Ever tried a Freedom of Information Act (FOIA) request? Strange as it may seem, that apparently works in the State of Washington.
The size of the U-M undertaking is staggering. It involves the use of new technology developed by Google that greatly speeds the digitizing process. Without that technology -- which Google won't discuss in detail -- the task would be impossible, says John Wilkin, the U-M associate librarian who is heading the project.
"Going as fast as we can with the traditional means of doing this, it would take us about 1,600 years to do all 7 million volumes," he said. "Google will do it in six years."
Under the agreement, the library will get a digital copy of every book scanned. With those copies, the library can prepare special research projects, virtual exhibitions and more relevant scholarly and academic material for its students and faculty.
"If we were to do this job ourselves, it would probably cost us $600 million," Wilkin said. "That's just the human cost of preparing the material for scanning, packing it up and sending it out to vendors and then quality-control checking of the results. This is easily a billion-dollar effort."
Items will start appearing in 2005 with completion predicted for 2010. Can you imagine how many libraries there are out there? The information that could be gathered seems endless. I'm guessing they'll come up with a good way to detect duplicates in future libraries, but as anyone who has wandered through a University library knows there are a LOT of shady books that seem like they haven't been widely published and there are a LOT of things that were self published by academics in the University itself (theses, postdoc research, etc).
No; the reason there are so few copies is there are so few people who want to read specialized journals.

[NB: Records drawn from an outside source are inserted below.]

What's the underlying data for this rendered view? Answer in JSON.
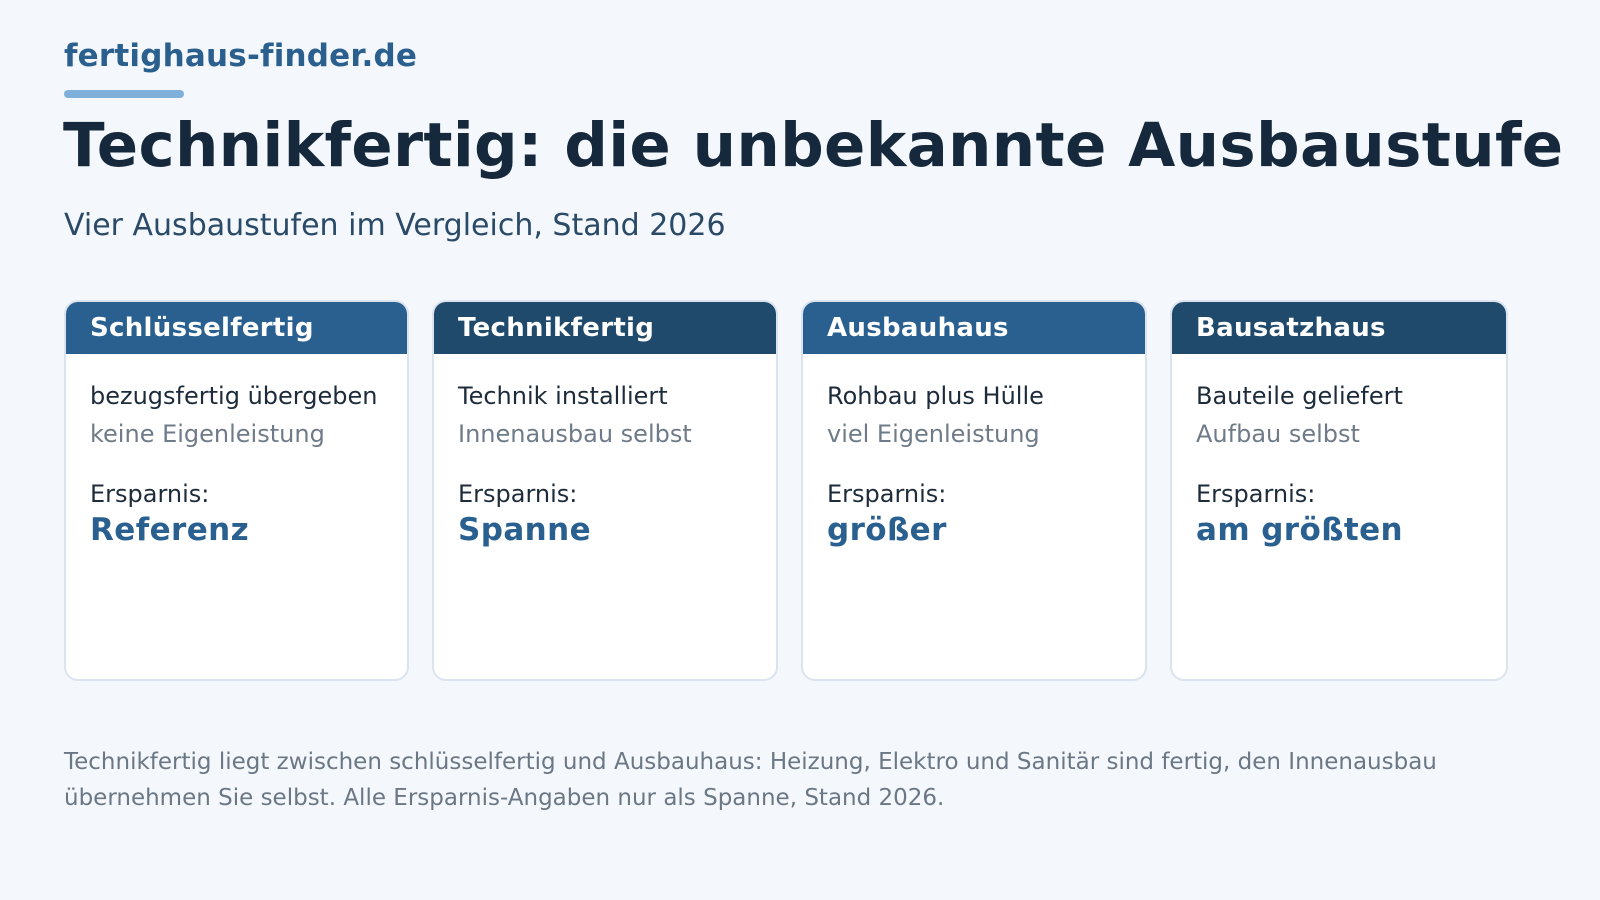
{
  "brand": {
    "name": "fertighaus-finder.de"
  },
  "header": {
    "title": "Technikfertig: die unbekannte Ausbaustufe",
    "subtitle": "Vier Ausbaustufen im Vergleich, Stand 2026"
  },
  "colors": {
    "header_medium": "#2a6090",
    "header_dark": "#1f4a6c",
    "accent": "#2a6090"
  },
  "cards": [
    {
      "title": "Schlüsselfertig",
      "line1": "bezugsfertig übergeben",
      "line2": "keine Eigenleistung",
      "savings_label": "Ersparnis:",
      "savings_value": "Referenz"
    },
    {
      "title": "Technikfertig",
      "line1": "Technik installiert",
      "line2": "Innenausbau selbst",
      "savings_label": "Ersparnis:",
      "savings_value": "Spanne"
    },
    {
      "title": "Ausbauhaus",
      "line1": "Rohbau plus Hülle",
      "line2": "viel Eigenleistung",
      "savings_label": "Ersparnis:",
      "savings_value": "größer"
    },
    {
      "title": "Bausatzhaus",
      "line1": "Bauteile geliefert",
      "line2": "Aufbau selbst",
      "savings_label": "Ersparnis:",
      "savings_value": "am größten"
    }
  ],
  "footnote": "Technikfertig liegt zwischen schlüsselfertig und Ausbauhaus: Heizung, Elektro und Sanitär sind fertig, den Innenausbau übernehmen Sie selbst. Alle Ersparnis-Angaben nur als Spanne, Stand 2026."
}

And the small audience only accounts for a small part of what many academic journals charge.
No; the problem is not overhead costs or small audiences. The problem is that the owners of much of that kind of content are greedy bastards. There is no reason for the outrageous price of some journals. Some scientific journal subscriptions are in the tens of thousands; even many liberal arts journals are far from cheap. And if you want to copy an article for your students to buy at kinkos, expect them to pay 35 cents a page or more for the copyrights alone.
And many of them are worse than the RIAA in terms of access to content electronically. Journal articles are included in databases sold to some universities You can read articles in some databases but only by loading a .gif of every page one at a time. No copy and paste, no text access at all. So much technology going into preventing the thing from being copied that the online version is actually less useful than the dead tree version rotting on the shelf.
I think this is a great move by Google and Harvard, and I like the idea behind google scholar, but I expect this kind of work to be resisted by many of journals and professional organizations, to the extent that they have in a say in it. This will be a huge boon in terms of the availability of public domain resources, but unfortunately outdated perspectives on intellectual property are likely to hold back real progress for something really useful to scholars in a systematic way. At least until those perspectives change significantly.
Yep, fell foul of this one the other day. The National Library of Wales happens to be situated in Aberystwyth, on the same hill as the University. (Which, by the way, is a bitch to climb in the mornings... do not apply for sea-front residences unless you are sure of your fitness!) Aaaaanyway, as the librarian there tactfully explained to me: one hell of a lot of books are published every year, and there's only so much space in the place... and they like to have a Welsh Language copy too!
Tomorrow, I may eat another house plant
Worth noting that this project is putting a LOT of people out of work. Literally, they are laying off almost their entire library staff (I know a few..). Wonder if that'll be in the FAQ?